A note on dormant companies, trusts, charities, and pension structures
The FCA’s description of LEIs is broader than limited companies. It refers to legal entities and structures, including charities and trusts. That matters because many people use “dormant company” as shorthand when the real issue sits in a wider group or holding structure.
A subsidiary company may be dormant while a connected trust or charity is the party entering the transaction. In that case, the LEI question belongs to the legal entity that is giving the instruction or on whose behalf the firm is acting.
That is why it is worth checking the exact named party on the account or investment paperwork. The entity requiring the LEI may not be the one people mention most often in internal discussions.
Applying for an LEI when a dormant company needs one
If an LEI is required, the process is usually straightforward. The application will generally ask for the legal entity’s registered details, including its official name, registration number, address, and other reference data. The issuing system then validates that data against recognised records.
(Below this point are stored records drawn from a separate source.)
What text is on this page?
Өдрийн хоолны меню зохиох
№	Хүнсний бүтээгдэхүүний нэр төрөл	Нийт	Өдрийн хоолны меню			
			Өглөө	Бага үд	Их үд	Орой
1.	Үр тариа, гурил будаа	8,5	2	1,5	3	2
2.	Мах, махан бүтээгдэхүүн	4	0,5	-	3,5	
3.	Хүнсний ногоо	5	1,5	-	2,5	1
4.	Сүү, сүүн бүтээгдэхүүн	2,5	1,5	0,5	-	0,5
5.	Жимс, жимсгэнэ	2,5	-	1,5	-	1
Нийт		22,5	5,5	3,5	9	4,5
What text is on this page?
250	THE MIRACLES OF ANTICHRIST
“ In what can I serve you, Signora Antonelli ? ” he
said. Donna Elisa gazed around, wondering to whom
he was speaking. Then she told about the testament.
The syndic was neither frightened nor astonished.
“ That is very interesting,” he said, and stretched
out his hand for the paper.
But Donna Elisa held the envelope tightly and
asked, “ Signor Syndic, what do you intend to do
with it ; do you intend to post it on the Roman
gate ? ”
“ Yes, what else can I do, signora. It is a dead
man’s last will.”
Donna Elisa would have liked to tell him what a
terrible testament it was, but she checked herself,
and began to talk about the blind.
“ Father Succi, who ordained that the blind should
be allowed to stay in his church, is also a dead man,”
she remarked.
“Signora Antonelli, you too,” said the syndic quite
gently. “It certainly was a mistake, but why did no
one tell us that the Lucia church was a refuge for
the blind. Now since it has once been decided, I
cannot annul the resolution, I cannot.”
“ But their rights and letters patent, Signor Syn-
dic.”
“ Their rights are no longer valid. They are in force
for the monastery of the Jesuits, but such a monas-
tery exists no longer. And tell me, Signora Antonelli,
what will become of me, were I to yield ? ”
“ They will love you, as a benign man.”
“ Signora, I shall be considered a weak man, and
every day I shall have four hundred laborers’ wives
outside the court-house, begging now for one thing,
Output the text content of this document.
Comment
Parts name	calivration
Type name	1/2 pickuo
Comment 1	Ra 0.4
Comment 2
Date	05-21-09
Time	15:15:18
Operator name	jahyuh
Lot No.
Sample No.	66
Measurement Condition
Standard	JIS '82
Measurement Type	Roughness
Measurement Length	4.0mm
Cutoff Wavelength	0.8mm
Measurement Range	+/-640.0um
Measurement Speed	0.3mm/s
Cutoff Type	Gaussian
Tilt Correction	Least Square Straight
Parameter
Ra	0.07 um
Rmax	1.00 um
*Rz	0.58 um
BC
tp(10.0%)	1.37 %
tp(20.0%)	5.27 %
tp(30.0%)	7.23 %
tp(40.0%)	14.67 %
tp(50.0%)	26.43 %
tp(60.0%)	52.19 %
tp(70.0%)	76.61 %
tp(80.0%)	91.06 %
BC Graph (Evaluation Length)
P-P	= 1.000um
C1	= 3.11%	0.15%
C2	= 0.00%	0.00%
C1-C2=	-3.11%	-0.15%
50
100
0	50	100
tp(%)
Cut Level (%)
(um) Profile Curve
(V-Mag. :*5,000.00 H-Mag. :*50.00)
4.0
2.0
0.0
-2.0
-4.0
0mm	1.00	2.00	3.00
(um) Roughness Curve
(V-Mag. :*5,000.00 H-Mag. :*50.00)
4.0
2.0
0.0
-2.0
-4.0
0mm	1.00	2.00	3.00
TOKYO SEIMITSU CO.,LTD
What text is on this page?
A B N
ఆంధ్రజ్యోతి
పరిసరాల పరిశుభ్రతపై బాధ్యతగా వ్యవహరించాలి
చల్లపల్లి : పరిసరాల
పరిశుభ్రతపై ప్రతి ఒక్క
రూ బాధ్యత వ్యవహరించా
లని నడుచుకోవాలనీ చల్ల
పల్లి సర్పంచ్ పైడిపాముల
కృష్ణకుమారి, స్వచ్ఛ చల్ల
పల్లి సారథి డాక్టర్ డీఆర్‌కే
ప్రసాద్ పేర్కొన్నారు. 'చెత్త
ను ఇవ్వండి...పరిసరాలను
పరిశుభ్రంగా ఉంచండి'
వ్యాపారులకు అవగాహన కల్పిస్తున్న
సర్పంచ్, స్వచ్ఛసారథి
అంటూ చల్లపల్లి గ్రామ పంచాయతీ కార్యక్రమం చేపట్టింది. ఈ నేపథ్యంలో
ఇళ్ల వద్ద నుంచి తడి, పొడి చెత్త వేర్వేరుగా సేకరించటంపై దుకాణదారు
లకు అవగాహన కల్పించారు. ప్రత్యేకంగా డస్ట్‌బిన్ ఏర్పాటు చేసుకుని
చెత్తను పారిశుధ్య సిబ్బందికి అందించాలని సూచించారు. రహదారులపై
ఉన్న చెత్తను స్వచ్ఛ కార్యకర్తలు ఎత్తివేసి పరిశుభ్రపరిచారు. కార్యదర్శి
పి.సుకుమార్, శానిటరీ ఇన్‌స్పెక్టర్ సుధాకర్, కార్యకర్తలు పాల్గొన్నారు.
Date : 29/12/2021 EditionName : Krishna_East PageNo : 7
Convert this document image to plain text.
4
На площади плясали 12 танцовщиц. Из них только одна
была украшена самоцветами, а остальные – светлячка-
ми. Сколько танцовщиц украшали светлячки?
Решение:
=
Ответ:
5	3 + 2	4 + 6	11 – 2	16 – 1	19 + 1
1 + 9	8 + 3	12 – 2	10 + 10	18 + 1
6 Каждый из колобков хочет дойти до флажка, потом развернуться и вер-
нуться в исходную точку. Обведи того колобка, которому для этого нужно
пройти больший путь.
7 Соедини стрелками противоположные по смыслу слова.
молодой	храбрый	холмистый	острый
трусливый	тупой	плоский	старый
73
For UK entities, speed matters because the need for an LEI often appears close to a trading deadline, account transfer, or year-end action. Many applicants prefer to use an official LEI registration agent that can process applications quickly, explain the paperwork in plain English, and help with renewal as well as first-time registration.
A few practical points are worth keeping in mind:
- LEIs need annual renewal to remain active
- Reference data should stay up to date
- A lapsed LEI can cause the same problem as having no LEI at all
- Support by phone or email can save time when a firm is waiting for the code
For entities that expect only one future transaction, there can be a temptation to delay until the last moment. That is rarely the best choice. If a firm cannot execute without an active LEI, even a small delay can hold up the entire instruction.
What to do if you are still unsure
Uncertainty usually comes from one of two places. Either the company is dormant in the accounting sense but a transaction is being planned, or the people involved are not sure whether the transaction falls within the relevant reporting rules.
In that situation, the cleanest approach is to confirm the requirement with the executing firm and, if needed, arrange the LEI before paperwork is submitted. A specialist LEI provider can usually handle registration, renewal, or transfer quickly, which is helpful when the instruction is time-sensitive.
For most dormant companies, there is no automatic LEI obligation sitting in the background. The need begins when the entity steps into regulated financial activity and a firm requires an active identifier to proceed. That is the point where a dormant company stops being a filing question and becomes a market-access question.